O doutor em filosofia e historiador da Unicamp, Leandro Karnal, disse em entrevista à CNN Brasil: “Na tradição histórica, depois de um período de recolhimento e morte, há uma grande explosão de vida. É o caso do Renascimento após a Peste Negra. Depois da Revolução Francesa, a moda em Paris se tornou muito extravagante e internacionalmente famosa. Haverá uma tendência a uma explosão de sociabilidade em um primeiro momento”.

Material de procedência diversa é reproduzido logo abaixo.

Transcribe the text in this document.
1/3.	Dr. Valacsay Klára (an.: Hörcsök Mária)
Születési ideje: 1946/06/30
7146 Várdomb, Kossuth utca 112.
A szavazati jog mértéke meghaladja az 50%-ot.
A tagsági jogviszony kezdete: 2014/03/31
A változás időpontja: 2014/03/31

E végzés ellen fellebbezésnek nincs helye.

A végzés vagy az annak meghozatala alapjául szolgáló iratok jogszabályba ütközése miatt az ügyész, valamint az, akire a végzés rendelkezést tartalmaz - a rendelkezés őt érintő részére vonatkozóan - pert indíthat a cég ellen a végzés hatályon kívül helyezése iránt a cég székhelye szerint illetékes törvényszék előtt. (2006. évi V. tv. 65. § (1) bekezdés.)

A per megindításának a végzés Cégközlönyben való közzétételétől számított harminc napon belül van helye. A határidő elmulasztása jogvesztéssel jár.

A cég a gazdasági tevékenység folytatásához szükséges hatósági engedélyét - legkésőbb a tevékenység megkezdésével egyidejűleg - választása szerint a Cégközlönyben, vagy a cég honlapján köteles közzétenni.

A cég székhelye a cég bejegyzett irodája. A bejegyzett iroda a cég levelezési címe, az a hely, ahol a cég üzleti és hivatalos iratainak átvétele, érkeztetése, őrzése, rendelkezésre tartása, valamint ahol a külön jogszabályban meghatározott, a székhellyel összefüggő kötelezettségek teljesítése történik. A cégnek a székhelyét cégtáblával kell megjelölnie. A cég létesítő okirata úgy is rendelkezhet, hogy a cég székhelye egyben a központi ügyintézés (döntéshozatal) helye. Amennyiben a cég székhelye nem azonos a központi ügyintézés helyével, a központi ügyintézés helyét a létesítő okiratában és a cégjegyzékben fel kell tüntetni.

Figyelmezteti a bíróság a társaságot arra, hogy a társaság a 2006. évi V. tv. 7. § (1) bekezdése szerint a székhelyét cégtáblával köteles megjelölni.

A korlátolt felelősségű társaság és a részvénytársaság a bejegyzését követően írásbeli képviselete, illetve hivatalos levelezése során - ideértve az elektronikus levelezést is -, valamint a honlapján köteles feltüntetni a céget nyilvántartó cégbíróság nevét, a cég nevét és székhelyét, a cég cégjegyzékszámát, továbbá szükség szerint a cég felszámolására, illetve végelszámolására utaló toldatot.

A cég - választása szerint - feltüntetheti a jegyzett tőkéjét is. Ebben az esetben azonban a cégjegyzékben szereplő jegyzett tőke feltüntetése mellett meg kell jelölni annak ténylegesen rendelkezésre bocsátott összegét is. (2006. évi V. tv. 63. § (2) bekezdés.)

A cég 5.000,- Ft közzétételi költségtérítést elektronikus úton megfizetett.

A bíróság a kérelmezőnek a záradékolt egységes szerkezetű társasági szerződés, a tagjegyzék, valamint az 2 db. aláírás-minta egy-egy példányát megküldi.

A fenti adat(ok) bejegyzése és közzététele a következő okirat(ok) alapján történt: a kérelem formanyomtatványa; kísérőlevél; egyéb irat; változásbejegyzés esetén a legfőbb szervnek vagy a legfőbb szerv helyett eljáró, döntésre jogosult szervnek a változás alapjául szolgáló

Ainda segundo Karnal, três fatores aceleram a história: guerra, revolução e epidemia. “O primeiro fator de uma epidemia, guerra ou revolução é acelerar processos que já estavam em curso. Essa é uma mudança irreversível. Nós estamos vendo a história mudar tão rapidamente que, há três meses, se alguém visse como vi hoje tantas pessoas entrarem de máscara no prédio, seriam detidas por tentativa de assalto. Hoje, quem não está de máscara é visto como infrator”.

Para o historiador, no Brasil, devido à desigualdade social, encaramos a pandemia de forma diferente. “Aqui, o que a epidemia trouxe à tona, de forma cristalina, é uma desigualdade tão brutal, evidente, que até para a morte somos distintos. As classes média e alta envolvem um debate sobre como lidar com o tédio e com as crianças em casa. A classe mais baixa pensa em sobreviver e o risco de perder o emprego. Somos um país que já estava imerso na informalidade, e ela foi atingida como um raio pela epidemia”, lanenta.

E sobre o futuro, Karnal prevê um período de grande alegria e felicidade para a humanidade, logo após a pandemia do novo coronavírus.